Enrico estava pronto para executá-lo, quando foi surpreendido por uma pancada violenta contra a sua cabeça. Sentiu a visão turva e o corpo pesado, mas sabia que se caísse ali seria o seu fim. Reunindo as poucas forças que tinha, ele cambaleou até um muro baixo que havia ali e pulou com dificuldade.
Do outro lado, o cão que guardava a propriedade rosnou ferozmente ao ver o homem invadir o local, Enrico correu o mais rápido que pôde e, em um último esforço, escalou o portão para o outro lado.
Ao pisar na calçada, conseguiu ainda dar alguns passos até que sua visão escureceu por completo e ele tombou inconsciente no chão molhado pela chuva.
Flashes dos momentos de sua infância pareciam bem claros em sua memória. Havia um lindo sorriso no rosto de sua mãe quando ela o acordava pela manhã para ir à escola. Fazia tempo que não sonhava com a imagem terna e bela.
As pálpebras abriram lentamente e se fecharam. Apesar da visão turva, ele vislumbrou a mulher de cabelos molhados, ela tinha uma aparência que recordava a mãe de Enrico.
— Mamãe — Enrico sussurrou.
— Não se mexa, — a médica ordenou enquanto o homem ferido delirava, — vou cuidar de você!

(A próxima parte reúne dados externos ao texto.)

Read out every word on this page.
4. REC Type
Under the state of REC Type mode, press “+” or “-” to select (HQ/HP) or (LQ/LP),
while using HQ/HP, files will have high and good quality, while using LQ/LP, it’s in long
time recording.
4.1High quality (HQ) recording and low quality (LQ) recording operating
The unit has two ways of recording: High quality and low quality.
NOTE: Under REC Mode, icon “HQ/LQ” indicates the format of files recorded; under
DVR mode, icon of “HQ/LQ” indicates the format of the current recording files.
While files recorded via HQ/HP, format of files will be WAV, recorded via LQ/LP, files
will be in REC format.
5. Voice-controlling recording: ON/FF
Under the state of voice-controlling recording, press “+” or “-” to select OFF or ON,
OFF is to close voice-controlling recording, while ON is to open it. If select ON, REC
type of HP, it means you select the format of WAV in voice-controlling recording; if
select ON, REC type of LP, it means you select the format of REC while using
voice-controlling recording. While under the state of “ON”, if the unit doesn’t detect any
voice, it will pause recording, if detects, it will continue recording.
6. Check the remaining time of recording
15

Lívia arrancou a manga de sua camisa branca e enrolou no braço ensanguentado do homem desconhecido antes de arrastá-lo para o carro.
Pelas ruas molhadas, ela estava dirigindo em alta velocidade para socorrer o homem que permanecia inconsciente no banco de trás do veículo. A médica freou bruscamente em frente ao hospital. Seria complicado carregar aquele homem alto e musculoso até uma das salas com materiais de suturas. Pelo inchaço que se formou na cabeça dele, provavelmente, ele teve uma concussão.
Após tirá-lo do carro, ela o arrastou até uma maca com certa dificuldade e conseguiu levá-lo até a sala onde encontraria o material necessário para cuidar daqueles ferimentos. Por um instante, julgou a si mesma por estar sozinha ajudando um homem que nem conhecia.
— O juramento de Hipócrates! — Lembrou-se da sua promessa no dia da cerimônia de formatura. — Cumprir segundo meu poder e minha razão.
Ela respirou profundamente, pegou a tesoura e logo rasgou a manga do blazer para examinar melhor o ferimento no braço ensanguentado.
— Ferimento de facada! — murmurou para si.
Lívia deu início ao procedimento de sutura após a limpeza do ferimento e aplicação de anestesia local. Passou o quinto, e último, fio de seda e então fechou antes de dar o nó. Examinou o inchaço na testa de Enrico, ele murmurou de dor quando ela pressionou os dedos sobre o hematoma. Precisaria fazer uma tomografia e limpar o pequeno corte no supercílio. Toda aquela agitação a fez lembrar da época em que exercia o trabalho braçal, durante a residência no hospital da Francês.